I liked reading the bios of each artist who’d made the chart between 11/77 and 10/78, but the most enjoyable thing for me was taking in the list of Top 40 appearances (including peak position of each song) at the end of each entry. I was pretty knowledgeable at that point about hits from the spring of 76 onward, but this was a big opportunity for me to learn about the past chart history of many of the bigger artists of the 70s, stuff I wouldn’t have had much chance to know until I received my first Joel Whitburn book more than a decade later (and in some cases, wouldn’t hear until the last seven years or so).

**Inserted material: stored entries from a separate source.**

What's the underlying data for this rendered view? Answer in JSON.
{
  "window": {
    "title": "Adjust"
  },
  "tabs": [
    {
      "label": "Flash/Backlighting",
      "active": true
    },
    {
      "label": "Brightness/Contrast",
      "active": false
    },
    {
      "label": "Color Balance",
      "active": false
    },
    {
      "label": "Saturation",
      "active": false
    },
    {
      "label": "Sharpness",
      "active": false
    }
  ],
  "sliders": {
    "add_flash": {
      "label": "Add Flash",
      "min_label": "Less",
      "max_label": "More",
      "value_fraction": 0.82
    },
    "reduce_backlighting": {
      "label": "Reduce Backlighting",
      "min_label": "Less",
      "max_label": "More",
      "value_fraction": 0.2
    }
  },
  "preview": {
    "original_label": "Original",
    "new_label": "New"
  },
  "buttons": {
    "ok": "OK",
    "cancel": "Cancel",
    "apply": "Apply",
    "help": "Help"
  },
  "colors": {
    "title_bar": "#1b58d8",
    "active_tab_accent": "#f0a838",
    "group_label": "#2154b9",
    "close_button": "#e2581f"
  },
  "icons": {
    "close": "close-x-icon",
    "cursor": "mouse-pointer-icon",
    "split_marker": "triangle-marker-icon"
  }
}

One such artist was Anne Murray. She was in the Yearbook because “You Needed Me” had started up the countdown toward #1 in August 78. I knew about “Snowbird,” but her three other songs that had made the Forty previously were either unfamiliar to me or just hadn’t made any impression. Yet they’d all done reasonably well, hitting in 73 and 74 and peaking between #7 and #12.
Okay, “unfamiliar” is maybe a stretch in one case. When WSAI played the snot out of Kenny Loggins’s new stuff in 77 upon the release of his solo debut album Celebrate Me Home, they also reached back and dug out a cut from his 71 album with Jim Messina, Sittin’ In. Can’t say I cared all that much for “Danny’s Song” upon first listen (I was pretty anti-Kenny back then), but I’ve come far along enough now to say it’s actually rather sweet.
Anyway, I imagine it was sometime in early 81 that my sister bought Anne Murray’s Greatest Hits, which had been released a few months earlier. It was a straightforward compilation, just Murray’s by-then ten Top 40 hits arranged in chronological order. By this time, we were both regularly using Dad’s stereo in the basement, and I quickly got caught up on “Love Song,” the cover of “You Won’t See Me,” and her version of “Danny’s Song” while hanging out and doing homework down there. The steel guitar, string section, gently rollicking beat, and slicker production offer a bit of contrast to the acoustic guitar/piano/fiddle of Loggins and Messina’s work. I can see how Murray had a #7 hit with it (it’s on the way down, stopping off at #18 on this show).